While the show’s title might indicate an abridged version of Zimmerman’s popular play, the production will indeed contain all the original’s text but with a smaller-than-usual cast of seven. Hailed in 2002 as “the theatre event of the year” (Time), the award-winning Metamorphoses is a breathtaking fusion of classic and contemporary storytelling, bringing Roman poet Ovid’s timeless myths to dazzlingly theatrical life. Mary Zimmerman’s daring adaptations explore the wide gamut of our universal experience, from love to loss, from joy to despair, connecting it all with the idea that nothing in life comes without transformation.
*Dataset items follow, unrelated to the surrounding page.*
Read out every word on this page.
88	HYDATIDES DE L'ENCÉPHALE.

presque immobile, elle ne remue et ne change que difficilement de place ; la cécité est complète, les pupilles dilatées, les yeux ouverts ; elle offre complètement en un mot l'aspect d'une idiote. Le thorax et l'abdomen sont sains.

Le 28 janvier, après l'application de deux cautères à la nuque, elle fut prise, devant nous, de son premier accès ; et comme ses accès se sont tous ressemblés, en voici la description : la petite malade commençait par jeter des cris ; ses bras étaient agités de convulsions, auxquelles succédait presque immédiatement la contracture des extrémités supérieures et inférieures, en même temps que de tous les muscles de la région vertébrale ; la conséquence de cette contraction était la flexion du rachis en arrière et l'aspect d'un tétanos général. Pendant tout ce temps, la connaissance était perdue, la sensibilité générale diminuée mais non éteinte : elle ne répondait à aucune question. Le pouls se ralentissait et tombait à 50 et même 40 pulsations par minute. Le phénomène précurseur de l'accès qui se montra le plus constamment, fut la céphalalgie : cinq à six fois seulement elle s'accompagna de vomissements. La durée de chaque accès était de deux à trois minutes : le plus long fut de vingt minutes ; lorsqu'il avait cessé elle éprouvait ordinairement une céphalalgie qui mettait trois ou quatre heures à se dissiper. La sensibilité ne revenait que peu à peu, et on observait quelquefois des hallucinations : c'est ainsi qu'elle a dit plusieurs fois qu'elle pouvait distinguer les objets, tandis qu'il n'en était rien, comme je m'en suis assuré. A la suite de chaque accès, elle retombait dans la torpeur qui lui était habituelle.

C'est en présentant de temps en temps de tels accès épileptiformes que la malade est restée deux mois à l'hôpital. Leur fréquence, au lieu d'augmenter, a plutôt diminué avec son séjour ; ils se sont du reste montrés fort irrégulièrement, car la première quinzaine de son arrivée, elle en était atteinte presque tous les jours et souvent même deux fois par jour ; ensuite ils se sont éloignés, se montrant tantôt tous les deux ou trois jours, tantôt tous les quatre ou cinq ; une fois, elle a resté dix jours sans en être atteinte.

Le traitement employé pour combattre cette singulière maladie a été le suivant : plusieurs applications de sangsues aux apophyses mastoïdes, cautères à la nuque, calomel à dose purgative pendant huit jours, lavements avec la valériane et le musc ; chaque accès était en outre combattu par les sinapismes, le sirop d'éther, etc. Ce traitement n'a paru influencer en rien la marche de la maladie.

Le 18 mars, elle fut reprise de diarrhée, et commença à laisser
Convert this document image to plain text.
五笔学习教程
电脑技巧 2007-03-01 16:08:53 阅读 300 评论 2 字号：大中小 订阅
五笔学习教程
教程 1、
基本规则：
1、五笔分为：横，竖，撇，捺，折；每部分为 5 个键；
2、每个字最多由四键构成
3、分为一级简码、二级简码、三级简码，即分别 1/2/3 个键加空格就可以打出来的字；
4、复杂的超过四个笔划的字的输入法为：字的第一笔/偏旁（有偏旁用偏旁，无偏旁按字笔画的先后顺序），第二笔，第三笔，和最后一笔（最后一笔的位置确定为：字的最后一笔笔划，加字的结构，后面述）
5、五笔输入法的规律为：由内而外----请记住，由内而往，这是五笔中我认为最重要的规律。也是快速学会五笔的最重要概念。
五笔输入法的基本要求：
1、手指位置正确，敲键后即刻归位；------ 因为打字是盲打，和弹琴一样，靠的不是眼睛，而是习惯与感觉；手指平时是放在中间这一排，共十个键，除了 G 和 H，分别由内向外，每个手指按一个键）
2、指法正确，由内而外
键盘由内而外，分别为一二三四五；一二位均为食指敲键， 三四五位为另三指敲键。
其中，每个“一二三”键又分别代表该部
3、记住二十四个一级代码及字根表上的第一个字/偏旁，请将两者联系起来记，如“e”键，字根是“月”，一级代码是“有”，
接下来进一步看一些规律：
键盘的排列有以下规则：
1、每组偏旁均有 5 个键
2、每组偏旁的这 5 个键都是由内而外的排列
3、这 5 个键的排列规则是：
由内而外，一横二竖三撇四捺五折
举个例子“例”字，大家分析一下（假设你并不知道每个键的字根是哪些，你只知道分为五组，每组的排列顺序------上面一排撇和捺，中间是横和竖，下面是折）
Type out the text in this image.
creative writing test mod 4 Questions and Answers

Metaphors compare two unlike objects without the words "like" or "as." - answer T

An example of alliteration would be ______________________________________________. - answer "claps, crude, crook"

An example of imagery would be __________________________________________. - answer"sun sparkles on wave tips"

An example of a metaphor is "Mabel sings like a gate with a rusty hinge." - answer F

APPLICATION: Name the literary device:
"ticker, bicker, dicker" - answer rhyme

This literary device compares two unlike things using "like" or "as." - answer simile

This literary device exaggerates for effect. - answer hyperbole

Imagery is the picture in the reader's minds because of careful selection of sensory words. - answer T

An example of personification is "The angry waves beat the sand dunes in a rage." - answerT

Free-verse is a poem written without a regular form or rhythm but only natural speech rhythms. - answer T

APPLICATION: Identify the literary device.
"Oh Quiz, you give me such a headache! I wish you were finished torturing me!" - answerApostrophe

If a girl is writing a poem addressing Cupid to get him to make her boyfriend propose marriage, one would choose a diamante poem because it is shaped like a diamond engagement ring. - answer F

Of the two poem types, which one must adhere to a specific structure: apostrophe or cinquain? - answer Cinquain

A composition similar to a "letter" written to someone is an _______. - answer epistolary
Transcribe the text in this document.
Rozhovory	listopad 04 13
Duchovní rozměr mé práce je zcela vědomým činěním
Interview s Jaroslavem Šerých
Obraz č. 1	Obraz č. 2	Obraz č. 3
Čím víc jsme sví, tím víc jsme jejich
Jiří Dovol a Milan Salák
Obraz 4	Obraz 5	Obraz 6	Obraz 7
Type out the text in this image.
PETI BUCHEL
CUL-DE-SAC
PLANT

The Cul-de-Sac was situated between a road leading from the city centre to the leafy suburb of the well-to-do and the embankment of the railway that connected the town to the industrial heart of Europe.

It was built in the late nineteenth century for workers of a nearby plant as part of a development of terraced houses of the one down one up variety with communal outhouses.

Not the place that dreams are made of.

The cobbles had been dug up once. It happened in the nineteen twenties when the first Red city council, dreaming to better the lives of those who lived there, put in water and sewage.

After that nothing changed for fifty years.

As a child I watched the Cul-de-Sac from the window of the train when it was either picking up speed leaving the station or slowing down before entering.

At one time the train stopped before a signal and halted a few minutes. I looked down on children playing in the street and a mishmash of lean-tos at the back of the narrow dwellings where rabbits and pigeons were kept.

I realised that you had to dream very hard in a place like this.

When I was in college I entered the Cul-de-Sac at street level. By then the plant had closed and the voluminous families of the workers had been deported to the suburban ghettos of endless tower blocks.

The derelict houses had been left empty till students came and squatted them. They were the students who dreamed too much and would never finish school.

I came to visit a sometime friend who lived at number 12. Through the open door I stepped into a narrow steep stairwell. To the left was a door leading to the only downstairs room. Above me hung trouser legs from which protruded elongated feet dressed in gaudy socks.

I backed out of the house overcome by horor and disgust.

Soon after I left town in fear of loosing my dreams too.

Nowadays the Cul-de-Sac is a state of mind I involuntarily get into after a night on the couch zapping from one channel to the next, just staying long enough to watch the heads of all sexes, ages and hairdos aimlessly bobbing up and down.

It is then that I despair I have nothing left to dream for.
"Mary Zimmerman's lovely, deeply affecting work...shows that theater can provide not just escape but sometimes a glimpse of the divine." — Time
“It’s a really unique combination of adaptations of Ovid’s stories mixed with other iterations of the myths and Zimmerman's own interpretations of who the characters are and what they could be,” says director Tiffani Hagan, a second-year graduate theatre student. “Each story touches on universal themes like love or loss or fear of the unknown, making them stories that everyone can relate to.”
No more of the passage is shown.